David Solomon, Blankfine’s successor as Goldman’s CEO, was less optimistic about the possibility of a recession.
When asked about the impact of the central bank’s interest rate hike on the economy at the bank’s annual shareholders’ meeting last month, he said: “Our economists believe the probability of a recession in the United States over the next few years is about 30. Percent. But (…) this is a big unknown, and there is a big difference in the consequences, so we are all going to look at it very closely.
Low growth forecast
The Blankfein interview aired on the same day that the Wall Street giant economists lowered US growth forecasts for this year and next. For example, they tried to take into account recent sales in the financial markets.

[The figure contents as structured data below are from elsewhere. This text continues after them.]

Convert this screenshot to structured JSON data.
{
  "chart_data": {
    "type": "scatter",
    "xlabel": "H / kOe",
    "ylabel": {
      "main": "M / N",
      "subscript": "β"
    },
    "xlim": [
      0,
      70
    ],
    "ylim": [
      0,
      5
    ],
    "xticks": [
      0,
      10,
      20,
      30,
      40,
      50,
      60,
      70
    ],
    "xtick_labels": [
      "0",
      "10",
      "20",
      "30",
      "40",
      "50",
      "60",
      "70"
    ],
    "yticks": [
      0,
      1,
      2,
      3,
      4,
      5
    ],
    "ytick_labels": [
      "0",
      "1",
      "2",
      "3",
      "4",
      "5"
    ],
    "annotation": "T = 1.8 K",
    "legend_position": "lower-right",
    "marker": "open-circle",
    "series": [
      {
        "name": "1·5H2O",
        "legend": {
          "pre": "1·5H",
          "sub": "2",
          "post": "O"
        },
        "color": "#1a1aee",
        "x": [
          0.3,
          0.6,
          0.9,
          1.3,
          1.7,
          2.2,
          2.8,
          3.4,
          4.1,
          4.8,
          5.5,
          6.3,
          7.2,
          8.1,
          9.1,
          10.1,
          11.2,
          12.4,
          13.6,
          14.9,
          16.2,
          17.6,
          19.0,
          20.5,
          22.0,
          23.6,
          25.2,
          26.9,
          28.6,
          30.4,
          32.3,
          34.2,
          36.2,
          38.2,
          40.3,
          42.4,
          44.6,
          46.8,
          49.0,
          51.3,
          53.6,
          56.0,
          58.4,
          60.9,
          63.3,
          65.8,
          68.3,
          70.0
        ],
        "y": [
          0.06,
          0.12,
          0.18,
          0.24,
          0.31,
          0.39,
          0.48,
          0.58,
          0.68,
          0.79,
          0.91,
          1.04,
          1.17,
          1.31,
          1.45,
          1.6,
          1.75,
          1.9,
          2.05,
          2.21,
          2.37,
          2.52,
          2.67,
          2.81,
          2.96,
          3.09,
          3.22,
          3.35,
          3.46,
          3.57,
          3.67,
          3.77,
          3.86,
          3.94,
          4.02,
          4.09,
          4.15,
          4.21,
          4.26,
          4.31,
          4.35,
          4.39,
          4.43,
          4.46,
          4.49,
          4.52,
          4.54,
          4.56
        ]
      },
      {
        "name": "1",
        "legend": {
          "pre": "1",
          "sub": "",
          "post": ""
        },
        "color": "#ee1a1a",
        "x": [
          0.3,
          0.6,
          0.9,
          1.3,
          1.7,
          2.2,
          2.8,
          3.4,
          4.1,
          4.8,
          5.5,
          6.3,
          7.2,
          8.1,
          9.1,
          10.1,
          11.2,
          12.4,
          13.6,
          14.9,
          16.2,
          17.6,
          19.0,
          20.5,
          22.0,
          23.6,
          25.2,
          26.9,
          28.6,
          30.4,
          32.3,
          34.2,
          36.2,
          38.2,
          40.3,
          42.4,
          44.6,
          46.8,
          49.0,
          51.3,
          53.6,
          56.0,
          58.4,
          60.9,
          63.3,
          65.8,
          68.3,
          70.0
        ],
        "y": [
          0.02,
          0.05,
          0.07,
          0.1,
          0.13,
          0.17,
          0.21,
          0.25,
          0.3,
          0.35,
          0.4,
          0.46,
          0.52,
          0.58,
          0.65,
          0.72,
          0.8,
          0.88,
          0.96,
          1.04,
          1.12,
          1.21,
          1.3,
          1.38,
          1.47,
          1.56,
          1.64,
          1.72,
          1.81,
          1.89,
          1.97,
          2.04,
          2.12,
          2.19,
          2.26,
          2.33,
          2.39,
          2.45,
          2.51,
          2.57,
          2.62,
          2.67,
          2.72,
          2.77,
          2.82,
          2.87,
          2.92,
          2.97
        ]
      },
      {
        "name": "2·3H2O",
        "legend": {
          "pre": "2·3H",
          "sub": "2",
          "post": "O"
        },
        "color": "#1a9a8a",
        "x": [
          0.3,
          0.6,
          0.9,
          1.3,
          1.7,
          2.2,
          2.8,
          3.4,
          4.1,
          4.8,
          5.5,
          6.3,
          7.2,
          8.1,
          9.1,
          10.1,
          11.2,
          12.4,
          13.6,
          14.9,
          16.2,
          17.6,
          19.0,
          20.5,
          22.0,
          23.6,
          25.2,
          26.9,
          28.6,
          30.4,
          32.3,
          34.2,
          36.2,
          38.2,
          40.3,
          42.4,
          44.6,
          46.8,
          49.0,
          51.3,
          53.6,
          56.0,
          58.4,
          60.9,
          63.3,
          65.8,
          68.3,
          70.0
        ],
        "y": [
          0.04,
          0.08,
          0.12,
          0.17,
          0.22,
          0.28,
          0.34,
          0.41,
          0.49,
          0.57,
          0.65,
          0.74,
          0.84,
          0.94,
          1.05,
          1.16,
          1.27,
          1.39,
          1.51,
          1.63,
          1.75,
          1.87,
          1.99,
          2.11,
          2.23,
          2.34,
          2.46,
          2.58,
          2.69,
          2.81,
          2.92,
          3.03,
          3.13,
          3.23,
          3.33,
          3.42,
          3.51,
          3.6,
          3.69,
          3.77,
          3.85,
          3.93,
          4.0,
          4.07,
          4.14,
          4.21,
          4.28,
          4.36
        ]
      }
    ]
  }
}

Goldman’s Economic Group, headed by John Hatcheys, now expects US gross domestic product (GDP) to grow 2.4 percent this year from the previous 2.6 percent. Reduced its forecast for 2023 from 2.2 percent to 1.6 percent.
The report called the recession “necessary” for economic growth to slow wage growth and bring inflation back to the central bank’s target of 2 percent. For example, Federal Reserve Chairman Jerome Powell last week warned that bringing inflation to this target would cause “some pain.” Financial Times⁇
While slower-than-expected growth will boost unemployment, Goldman expressed hope that a sharp rise in unemployment could be avoided.